Steve Gilliard
We’ve lost a fighter. Steve Gilliard was someone I admired immensely and read daily, and when he fell ill this time, and I read about the difficulty he was having in the hospital, I was afraid it would come to this. I am going to miss his passionate, angry, righteous voice more then I want to think about right now.
He began as a frequent commenter on Daily Kos…
When reporters ask me when I first started thinking Daily Kos would become something more important, I tell them about the Dean campaign, or about the traffic explosion during the run-up and start of the Iraq War.
But that’s pretty much bullshit. Because the reality is much more mundane, much less sexy —
It was the arrival on the site’s comment boards of two people — Meteor Blades and Steve Gilliard.
They were a real revelation to me — I couldn’t believe that people like them, so brilliant, so insightful, so talented, would spend time at my little corner of the world. They inspired me to keep writing, keep building this place. Because if nothing else, I needed to make sure they had a platform upon which to speak.
So they ended up being two of the first contributing editors on Daily Kos. Steve, in fact, was the first person I ever approached with the "guest blogger" offer. And he didn’t waste time getting started, drawing on history of the region and the British occupation of Iraq in the late 1910s to set the stage for what the US would soon face in Iraq. He was frighteningly prescient on Iraq, and it wasn’t the only topic he would consistently nail. He was a credit to the progressive blogosphere.
Steve was a big personality, and it was clear he needed his own stage. And he got it with the News Blog, which he soon built into a full-time gig, still a rarity among bloggers. It was one of three sites I religiously checked more than three times a day.
If you knew Steve only from his blog, you’d think he was a pit bull. He was blunt, loud, aggressive, unafraid, and took no prisoners.
But you’d meet him in life, and he was the exact opposite. He was soft-spoken, shy, modest, calm, friendly, and — this was the most surprising to me — gentle.
I never would’ve gotten that from his writings. But that’s what he was.
I’d known Steve five years — just about my entire blogging existence. I don’t know of a blogging life without him. He has been a friend, a confidant, a sounding board, a reality check, a loyal ally, a mentor. He was family.
And while that all came to an end Saturday morning, I’m still not ready to let it go.
We were blessed to have Steve as long we did. But I’m selfish. I wanted much, much more.
Me too. Pam at Pam’s House Blend has this…
I went a couple of rounds with Steve a few years back, mostly ribbing during one of the earlier rounds of blogger wars (the "pie fight" drama). More often than not though, over the last two years, we agreed on quite a bit, including our disdain for the religious right and the outlandish transparent efforts by the GOP to promote the candidacies of sell-out, fundie kissing house negroes like Ken Blackwell as proof of the party’s "outreach" to the black community.
We corresponded every once in a while, mostly of the "can you believe this sh*t?" nature regarding the above. Steve enthusiastically came to my defense back in February when The Peter and CWA launched their email disinformation campaign to discredit me (and attempt jeopardize my day job) by calling me "anti-Christian." Steve emailed and said:
You need to call these people out as racists and homophobes.

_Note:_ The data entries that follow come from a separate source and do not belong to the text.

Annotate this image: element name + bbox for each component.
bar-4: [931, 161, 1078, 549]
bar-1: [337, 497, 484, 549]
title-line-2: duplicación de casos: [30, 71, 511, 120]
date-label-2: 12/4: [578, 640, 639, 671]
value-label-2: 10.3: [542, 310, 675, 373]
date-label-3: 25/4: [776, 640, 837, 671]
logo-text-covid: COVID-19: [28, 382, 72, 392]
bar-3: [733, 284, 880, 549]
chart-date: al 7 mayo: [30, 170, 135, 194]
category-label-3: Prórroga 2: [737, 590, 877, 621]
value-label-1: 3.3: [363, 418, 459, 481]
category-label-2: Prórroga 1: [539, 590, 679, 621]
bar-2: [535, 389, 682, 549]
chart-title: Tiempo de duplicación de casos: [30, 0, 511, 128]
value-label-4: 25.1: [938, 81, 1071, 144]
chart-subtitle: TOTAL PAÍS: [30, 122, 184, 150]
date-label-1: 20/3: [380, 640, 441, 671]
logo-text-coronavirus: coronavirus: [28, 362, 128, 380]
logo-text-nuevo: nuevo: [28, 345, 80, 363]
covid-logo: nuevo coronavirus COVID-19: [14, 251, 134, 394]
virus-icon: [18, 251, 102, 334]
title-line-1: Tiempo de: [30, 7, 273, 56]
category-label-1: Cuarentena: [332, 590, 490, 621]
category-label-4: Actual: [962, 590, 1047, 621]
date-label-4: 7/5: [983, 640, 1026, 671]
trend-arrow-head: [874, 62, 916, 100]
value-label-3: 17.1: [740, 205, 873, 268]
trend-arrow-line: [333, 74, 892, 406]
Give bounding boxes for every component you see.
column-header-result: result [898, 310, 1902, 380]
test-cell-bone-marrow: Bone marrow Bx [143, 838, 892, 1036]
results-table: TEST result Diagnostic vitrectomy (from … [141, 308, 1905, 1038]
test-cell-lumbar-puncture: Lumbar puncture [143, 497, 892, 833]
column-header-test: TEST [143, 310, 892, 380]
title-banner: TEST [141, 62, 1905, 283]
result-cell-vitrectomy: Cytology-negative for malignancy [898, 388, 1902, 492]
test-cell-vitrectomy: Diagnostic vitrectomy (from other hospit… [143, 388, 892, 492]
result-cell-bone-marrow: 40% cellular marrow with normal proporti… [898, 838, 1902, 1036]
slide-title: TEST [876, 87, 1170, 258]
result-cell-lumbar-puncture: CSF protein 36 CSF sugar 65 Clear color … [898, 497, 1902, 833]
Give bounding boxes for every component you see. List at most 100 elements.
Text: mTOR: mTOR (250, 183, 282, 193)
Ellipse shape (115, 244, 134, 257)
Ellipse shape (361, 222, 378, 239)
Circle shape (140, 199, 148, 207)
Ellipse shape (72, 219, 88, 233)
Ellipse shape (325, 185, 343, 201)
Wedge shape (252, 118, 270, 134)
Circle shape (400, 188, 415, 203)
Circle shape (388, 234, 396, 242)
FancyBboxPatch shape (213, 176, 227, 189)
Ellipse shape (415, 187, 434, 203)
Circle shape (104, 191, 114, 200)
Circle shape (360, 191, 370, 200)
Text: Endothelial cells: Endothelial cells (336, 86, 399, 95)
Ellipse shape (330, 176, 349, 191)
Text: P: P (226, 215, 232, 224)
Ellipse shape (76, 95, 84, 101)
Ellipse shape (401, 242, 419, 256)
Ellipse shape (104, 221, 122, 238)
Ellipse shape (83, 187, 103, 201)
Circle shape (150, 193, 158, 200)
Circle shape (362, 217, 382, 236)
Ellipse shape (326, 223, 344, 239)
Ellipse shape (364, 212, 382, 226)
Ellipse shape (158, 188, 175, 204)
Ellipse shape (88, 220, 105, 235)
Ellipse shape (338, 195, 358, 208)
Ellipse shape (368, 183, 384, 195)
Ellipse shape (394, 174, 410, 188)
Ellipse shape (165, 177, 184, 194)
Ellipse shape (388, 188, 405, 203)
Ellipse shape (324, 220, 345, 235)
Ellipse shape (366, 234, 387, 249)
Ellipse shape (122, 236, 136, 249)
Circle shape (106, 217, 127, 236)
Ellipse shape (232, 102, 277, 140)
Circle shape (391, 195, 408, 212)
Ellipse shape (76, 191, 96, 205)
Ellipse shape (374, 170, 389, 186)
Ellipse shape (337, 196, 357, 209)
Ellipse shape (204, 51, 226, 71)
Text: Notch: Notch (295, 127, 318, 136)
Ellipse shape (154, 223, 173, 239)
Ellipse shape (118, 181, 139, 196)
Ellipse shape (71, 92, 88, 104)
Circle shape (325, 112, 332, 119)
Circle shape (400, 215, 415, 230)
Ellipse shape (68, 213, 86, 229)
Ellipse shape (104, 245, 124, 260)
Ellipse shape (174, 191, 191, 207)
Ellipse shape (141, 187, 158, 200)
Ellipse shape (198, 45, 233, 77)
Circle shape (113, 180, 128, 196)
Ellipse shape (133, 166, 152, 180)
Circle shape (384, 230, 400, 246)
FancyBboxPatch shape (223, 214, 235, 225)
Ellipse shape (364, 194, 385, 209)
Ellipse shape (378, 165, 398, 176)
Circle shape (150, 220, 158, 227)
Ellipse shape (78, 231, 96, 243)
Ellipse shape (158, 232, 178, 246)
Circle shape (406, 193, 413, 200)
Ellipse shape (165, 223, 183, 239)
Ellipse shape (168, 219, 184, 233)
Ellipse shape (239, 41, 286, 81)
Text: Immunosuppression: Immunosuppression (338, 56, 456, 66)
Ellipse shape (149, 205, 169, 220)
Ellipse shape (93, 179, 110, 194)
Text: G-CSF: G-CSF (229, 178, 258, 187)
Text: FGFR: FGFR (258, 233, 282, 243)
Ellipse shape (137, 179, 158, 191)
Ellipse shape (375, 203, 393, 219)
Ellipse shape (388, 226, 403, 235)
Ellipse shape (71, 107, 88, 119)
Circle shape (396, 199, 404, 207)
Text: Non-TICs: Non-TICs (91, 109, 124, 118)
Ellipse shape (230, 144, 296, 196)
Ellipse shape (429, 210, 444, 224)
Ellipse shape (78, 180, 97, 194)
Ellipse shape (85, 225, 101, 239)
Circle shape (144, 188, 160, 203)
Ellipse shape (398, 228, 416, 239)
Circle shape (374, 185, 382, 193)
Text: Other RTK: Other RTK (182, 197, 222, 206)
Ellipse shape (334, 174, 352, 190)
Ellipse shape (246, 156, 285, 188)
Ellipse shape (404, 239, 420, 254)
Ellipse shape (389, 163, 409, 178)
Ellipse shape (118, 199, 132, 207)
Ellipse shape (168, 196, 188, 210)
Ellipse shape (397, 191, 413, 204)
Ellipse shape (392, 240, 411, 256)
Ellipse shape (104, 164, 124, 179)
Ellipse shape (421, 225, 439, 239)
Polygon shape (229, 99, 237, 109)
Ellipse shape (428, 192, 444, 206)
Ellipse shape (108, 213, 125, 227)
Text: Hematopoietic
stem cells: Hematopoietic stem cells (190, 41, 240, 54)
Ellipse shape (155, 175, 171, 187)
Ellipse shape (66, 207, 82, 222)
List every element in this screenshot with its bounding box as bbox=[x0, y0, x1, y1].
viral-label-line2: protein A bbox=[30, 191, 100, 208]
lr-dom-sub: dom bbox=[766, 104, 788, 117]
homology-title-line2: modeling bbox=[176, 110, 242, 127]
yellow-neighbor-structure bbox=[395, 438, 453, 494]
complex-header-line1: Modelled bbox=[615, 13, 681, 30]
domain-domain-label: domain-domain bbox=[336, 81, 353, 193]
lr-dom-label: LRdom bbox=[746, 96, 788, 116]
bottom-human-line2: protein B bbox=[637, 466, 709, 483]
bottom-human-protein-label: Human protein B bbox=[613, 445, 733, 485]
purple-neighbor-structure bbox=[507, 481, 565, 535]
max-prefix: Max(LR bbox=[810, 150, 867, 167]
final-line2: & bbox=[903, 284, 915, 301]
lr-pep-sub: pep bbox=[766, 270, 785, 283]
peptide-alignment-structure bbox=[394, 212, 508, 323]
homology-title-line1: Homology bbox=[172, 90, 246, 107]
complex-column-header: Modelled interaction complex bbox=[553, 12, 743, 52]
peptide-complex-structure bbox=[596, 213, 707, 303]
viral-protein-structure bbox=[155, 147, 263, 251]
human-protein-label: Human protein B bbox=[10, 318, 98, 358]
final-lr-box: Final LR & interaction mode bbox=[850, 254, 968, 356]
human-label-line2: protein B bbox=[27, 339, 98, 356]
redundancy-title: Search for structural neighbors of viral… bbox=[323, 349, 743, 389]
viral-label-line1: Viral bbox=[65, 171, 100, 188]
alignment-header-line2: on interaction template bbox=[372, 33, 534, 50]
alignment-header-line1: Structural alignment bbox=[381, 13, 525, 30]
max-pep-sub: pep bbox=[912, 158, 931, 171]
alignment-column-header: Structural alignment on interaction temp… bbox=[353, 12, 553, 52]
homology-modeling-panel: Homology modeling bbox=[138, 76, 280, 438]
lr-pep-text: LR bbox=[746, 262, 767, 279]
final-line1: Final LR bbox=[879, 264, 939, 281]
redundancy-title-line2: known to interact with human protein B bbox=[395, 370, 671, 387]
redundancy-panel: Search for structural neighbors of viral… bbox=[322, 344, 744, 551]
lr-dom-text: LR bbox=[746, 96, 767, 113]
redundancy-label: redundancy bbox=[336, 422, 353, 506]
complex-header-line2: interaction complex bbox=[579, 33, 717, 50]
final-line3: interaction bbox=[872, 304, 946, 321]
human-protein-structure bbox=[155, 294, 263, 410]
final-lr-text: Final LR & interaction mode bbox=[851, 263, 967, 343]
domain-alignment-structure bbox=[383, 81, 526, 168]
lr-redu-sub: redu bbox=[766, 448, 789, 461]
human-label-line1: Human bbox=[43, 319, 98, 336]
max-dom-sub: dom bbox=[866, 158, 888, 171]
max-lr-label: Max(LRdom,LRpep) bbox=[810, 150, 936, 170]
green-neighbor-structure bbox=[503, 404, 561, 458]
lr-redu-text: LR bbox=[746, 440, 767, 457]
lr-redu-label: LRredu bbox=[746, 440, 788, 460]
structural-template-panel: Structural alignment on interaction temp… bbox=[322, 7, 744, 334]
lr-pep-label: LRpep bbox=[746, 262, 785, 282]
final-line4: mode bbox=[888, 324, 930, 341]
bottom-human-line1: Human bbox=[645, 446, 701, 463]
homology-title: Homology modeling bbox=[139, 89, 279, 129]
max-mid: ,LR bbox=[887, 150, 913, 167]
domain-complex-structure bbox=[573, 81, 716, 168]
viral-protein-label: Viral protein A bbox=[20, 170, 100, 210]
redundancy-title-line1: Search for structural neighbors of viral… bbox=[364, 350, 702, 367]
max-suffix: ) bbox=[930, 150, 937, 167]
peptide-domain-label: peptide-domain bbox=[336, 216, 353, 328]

They think you’re going to care what they think. Tell them that you don’t need a bunch of racists lecturing you on the black church or anything else. That their rampant homophobia also disqualifies them. And then add in that they have no respect for lesbians or blacks anyway, besides hiring tokens.
As far as anti-Christian, unless you grew up in a far different family than mine, you know about the church and the one you grew up in was not filled with hateful screeds like this.
Steve was a fighter. He knew that when the gutter takes a swing at you, you have to swing back, and hard and keep on swinging until they crawl back to wherever they came from. None of this, faux civility crap when it came to dealing with the gutter. Steve told it like it was, said it like it needed to be said, and never, Never conceded so much as an inch of the moral high ground to posturing republican thugs. He knew his history…God how he knew his history…and he could relate the past to the present with breathtaking precision and insight. Kos is right about how prescient he was on Iraq. He saw with clarity how the imperialist impulse, and that relentless blindness to the lives and humanity of non-westerners, the arrogance and conceit of white superiority, still lives on and moves the hard right. He understood it. He understood how it informs the history we are living today. And he never shrank from calling it for what it was, just as he never thought twice about calling out democratic party sell-outs, or those black leaders and ministers who think they can make a deal with the right for their own personal glory. He always called it for what it was, no matter how impolitic.
We need more like him nowadays, not less. And now he’s gone. Damn. Damn!
You were an honest, righteous, decent voice. You fought the good fight. You’re going to be missed. I’m not sure I’m going to be able to bear taking your link down.